NISCHR Haemostasis Biomedical Research Unit, College of Medicine, Swansea University, Swansea, UK.
Open Heart. 2017 Jun 23;4(2):e000562. doi: 10.1136/openhrt-2016-000562. eCollection 2017.
Coronary artery disease (CAD) is associated with an increased prothrombotic tendency and is also linked to unfavourably altered clot microstructure. We have previously described a biomarker of clot microstructure (d) that is unfavourably altered in acute myocardial infarction. The d biomarker assesses whether the blood will form denser or looser microstructures when it clots. In this study we assessed in patients with stable chest pain whether d can differentiate between obstructed and unobstructed CAD.
A blood sample prior to angiography was obtained from 251 consecutive patients undergoing diagnostic coronary angiography. Patients were categorised based on angiographic findings as presence or absence of obstructive CAD (stenosis ≥50%). The blood sample was assessed using the d biomarker, standard laboratory markers and platelet aggregometry (Multiplate).
A significant difference (p=0.028) in d was observed between obstructive CAD (1.748±0.057, n=83) and unobstructive CAD (1.732±0.052, n=168), where patients with significant CAD produce denser, more tightly packed clots. d was also raised in men with obstructive CAD compared with women (1.745±0.055 vs 1.723±0.052, p=0.007). Additionally d significantly correlated with the platelets response to arachidonic acid as measured by the ASPItest area under the curve readings from platelet aggregometry (correlation coefficient=0.166, p=0.008), a low value of the ASPItest indicating effective aspirin use was associated with looser, less dense clots.
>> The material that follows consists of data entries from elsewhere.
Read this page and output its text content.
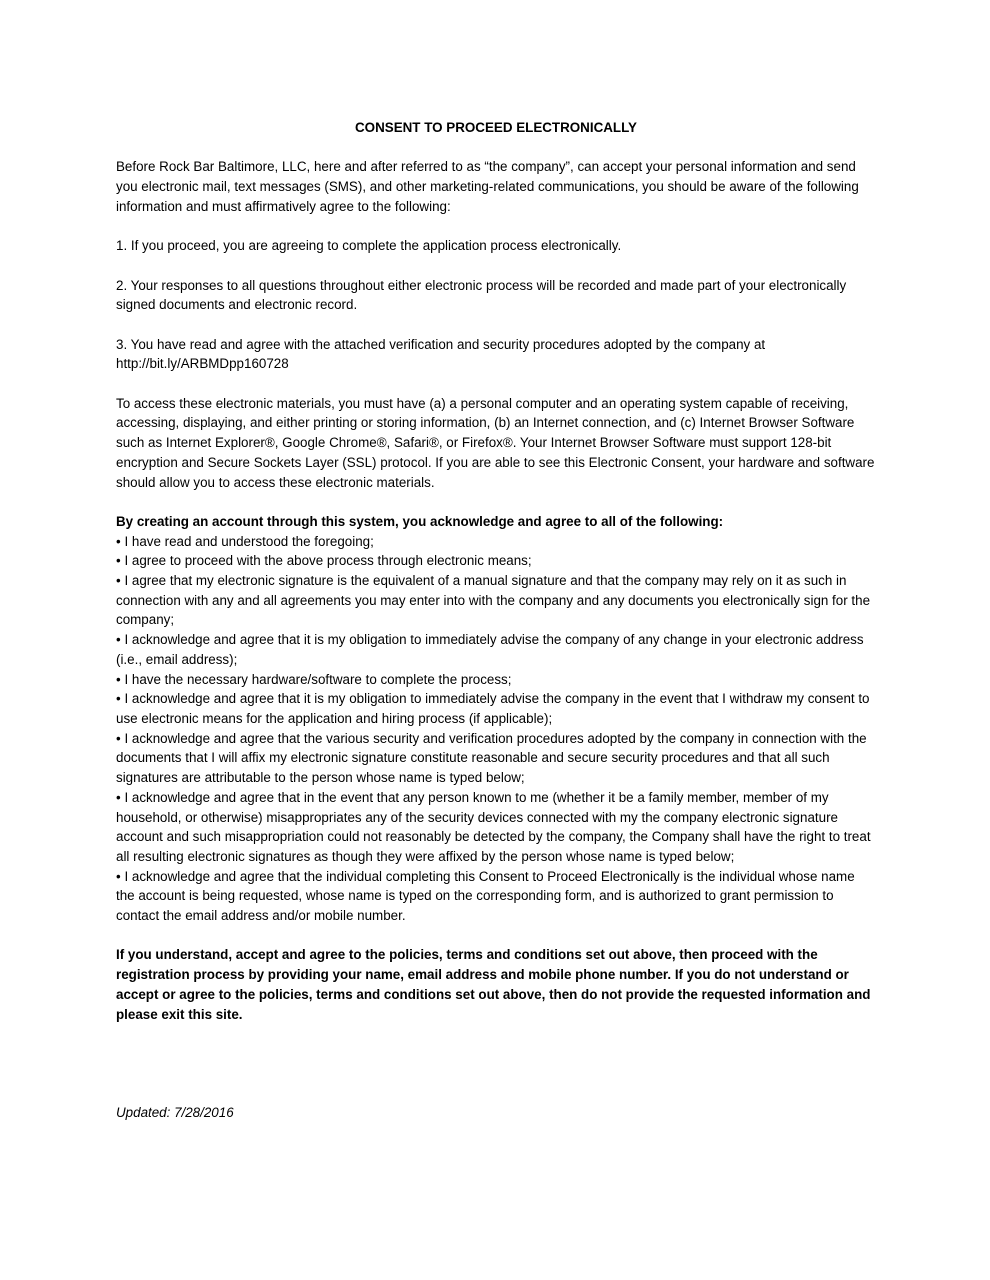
CONSENT TO PROCEED ELECTRONICALLY

Before Rock Bar Baltimore, LLC, here and after referred to as “the company”, can accept your personal information and send you electronic mail, text messages (SMS), and other marketing-related communications, you should be aware of the following information and must affirmatively agree to the following:

1. If you proceed, you are agreeing to complete the application process electronically.

2. Your responses to all questions throughout either electronic process will be recorded and made part of your electronically signed documents and electronic record.

3. You have read and agree with the attached verification and security procedures adopted by the company at http://bit.ly/ARBMDpp160728

To access these electronic materials, you must have (a) a personal computer and an operating system capable of receiving, accessing, displaying, and either printing or storing information, (b) an Internet connection, and (c) Internet Browser Software such as Internet Explorer®, Google Chrome®, Safari®, or Firefox®. Your Internet Browser Software must support 128-bit encryption and Secure Sockets Layer (SSL) protocol. If you are able to see this Electronic Consent, your hardware and software should allow you to access these electronic materials.

By creating an account through this system, you acknowledge and agree to all of the following:
• I have read and understood the foregoing;
• I agree to proceed with the above process through electronic means;
• I agree that my electronic signature is the equivalent of a manual signature and that the company may rely on it as such in connection with any and all agreements you may enter into with the company and any documents you electronically sign for the company;
• I acknowledge and agree that it is my obligation to immediately advise the company of any change in your electronic address (i.e., email address);
• I have the necessary hardware/software to complete the process;
• I acknowledge and agree that it is my obligation to immediately advise the company in the event that I withdraw my consent to use electronic means for the application and hiring process (if applicable);
• I acknowledge and agree that the various security and verification procedures adopted by the company in connection with the documents that I will affix my electronic signature constitute reasonable and secure security procedures and that all such signatures are attributable to the person whose name is typed below;
• I acknowledge and agree that in the event that any person known to me (whether it be a family member, member of my household, or otherwise) misappropriates any of the security devices connected with my the company electronic signature account and such misappropriation could not reasonably be detected by the company, the Company shall have the right to treat all resulting electronic signatures as though they were affixed by the person whose name is typed below;
• I acknowledge and agree that the individual completing this Consent to Proceed Electronically is the individual whose name the account is being requested, whose name is typed on the corresponding form, and is authorized to grant permission to contact the email address and/or mobile number.

If you understand, accept and agree to the policies, terms and conditions set out above, then proceed with the registration process by providing your name, email address and mobile phone number. If you do not understand or accept or agree to the policies, terms and conditions set out above, then do not provide the requested information and please exit this site.

Updated: 7/28/2016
For the first time, we characterise clot microstructure, as measured by d, in patients with stable CAD. d can potentially be used to risk-stratify patients with stable CAD and assess the efficacy of therapeutic interventions by measuring changes in clot microstructure.
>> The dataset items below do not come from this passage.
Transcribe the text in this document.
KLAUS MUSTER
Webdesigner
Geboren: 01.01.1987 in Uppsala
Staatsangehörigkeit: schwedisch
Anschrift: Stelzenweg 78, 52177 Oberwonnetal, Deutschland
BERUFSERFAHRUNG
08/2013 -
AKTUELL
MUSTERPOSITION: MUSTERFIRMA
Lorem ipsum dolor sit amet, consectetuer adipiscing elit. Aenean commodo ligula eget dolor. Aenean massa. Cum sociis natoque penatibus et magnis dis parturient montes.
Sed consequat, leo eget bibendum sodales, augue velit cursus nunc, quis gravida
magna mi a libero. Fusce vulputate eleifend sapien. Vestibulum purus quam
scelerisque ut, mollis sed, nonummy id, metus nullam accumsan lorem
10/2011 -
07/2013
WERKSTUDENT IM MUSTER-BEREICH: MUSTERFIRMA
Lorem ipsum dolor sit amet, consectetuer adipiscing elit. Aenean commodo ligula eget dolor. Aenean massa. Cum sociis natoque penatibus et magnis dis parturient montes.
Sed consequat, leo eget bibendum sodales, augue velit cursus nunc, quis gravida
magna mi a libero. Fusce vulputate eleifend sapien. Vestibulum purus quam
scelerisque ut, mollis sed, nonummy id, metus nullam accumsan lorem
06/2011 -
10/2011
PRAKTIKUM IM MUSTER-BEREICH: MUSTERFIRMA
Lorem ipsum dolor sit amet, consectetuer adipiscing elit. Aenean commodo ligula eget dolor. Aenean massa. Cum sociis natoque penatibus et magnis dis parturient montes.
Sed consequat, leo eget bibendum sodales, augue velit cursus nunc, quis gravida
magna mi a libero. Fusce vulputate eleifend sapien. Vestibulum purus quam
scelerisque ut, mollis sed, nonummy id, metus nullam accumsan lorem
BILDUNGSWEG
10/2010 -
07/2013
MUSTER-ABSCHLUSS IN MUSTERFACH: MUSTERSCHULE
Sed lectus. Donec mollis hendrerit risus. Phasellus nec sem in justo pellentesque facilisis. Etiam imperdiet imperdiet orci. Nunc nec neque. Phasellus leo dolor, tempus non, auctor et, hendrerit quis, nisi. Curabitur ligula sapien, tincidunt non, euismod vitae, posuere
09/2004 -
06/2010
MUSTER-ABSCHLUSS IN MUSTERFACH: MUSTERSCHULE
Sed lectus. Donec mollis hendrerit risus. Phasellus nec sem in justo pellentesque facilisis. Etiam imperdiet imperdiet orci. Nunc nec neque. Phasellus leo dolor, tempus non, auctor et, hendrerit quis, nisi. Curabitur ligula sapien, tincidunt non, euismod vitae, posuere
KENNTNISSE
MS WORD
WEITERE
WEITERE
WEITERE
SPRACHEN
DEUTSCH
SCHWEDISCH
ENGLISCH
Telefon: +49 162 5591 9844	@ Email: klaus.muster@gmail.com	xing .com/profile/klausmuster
冠状动脉疾病(CAD)与血栓形成倾向增加相关,并且还与不良的血凝块微观结构改变有关。我们之前描述过一种血凝块微观结构的生物标志物(d),其在急性心肌梗死中发生了不良改变。d生物标志物评估血液在凝固时会形成更致密还是更疏松的微观结构。在本研究中,我们评估了在稳定型胸痛患者中,d能否区分阻塞性和非阻塞性CAD。
从251例连续接受诊断性冠状动脉造影的患者中获取血管造影术前的血样。根据血管造影结果将患者分类为有无阻塞性CAD(狭窄≥50%)。使用d生物标志物、标准实验室指标和血小板聚集测定法(Multiplate)对血样进行评估。
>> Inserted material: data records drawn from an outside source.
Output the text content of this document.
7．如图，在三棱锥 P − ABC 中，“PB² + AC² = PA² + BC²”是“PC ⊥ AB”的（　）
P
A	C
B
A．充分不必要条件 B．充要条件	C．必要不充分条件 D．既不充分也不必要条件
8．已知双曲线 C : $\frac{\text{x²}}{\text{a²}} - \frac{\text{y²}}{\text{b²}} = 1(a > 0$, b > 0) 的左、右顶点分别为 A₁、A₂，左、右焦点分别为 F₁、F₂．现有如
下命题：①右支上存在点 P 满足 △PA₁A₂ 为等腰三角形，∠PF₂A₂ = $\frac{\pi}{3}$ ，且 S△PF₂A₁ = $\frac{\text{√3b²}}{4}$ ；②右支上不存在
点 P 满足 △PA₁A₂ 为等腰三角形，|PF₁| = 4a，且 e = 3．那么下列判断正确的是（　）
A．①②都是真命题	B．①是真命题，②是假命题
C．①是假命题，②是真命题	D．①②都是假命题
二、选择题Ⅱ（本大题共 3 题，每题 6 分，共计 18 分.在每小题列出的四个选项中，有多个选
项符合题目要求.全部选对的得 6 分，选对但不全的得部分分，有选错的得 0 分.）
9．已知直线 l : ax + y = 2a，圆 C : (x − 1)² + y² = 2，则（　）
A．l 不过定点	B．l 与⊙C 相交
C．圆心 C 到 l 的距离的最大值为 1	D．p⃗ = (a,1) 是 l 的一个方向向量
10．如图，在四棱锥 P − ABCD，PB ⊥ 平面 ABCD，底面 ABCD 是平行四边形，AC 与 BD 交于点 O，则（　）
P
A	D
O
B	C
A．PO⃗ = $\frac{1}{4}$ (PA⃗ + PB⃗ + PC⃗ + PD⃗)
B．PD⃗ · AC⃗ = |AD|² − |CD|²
在阻塞性CAD(1.748±0.057,n = 83)和非阻塞性CAD(1.732±0.052,n = 168)之间观察到d有显著差异(p = 0.028),其中有显著CAD的患者会产生更致密、堆积更紧密的血凝块。与女性相比,阻塞性CAD男性的d也升高(1.745±0.055对1.723±0.052,p = 0.007)。此外,d与血小板聚集测定法曲线下面积读数(ASPItest)测量的血小板对花生四烯酸的反应显著相关(相关系数 = 0.166,p = 0.008),ASPItest值低表明阿司匹林使用有效,这与更疏松、密度更低的血凝块有关。
我们首次对稳定型CAD患者中通过d测量的血凝块微观结构进行了特征描述。d有可能用于对稳定型CAD患者进行风险分层,并通过测量血凝块微观结构的变化来评估治疗干预的疗效。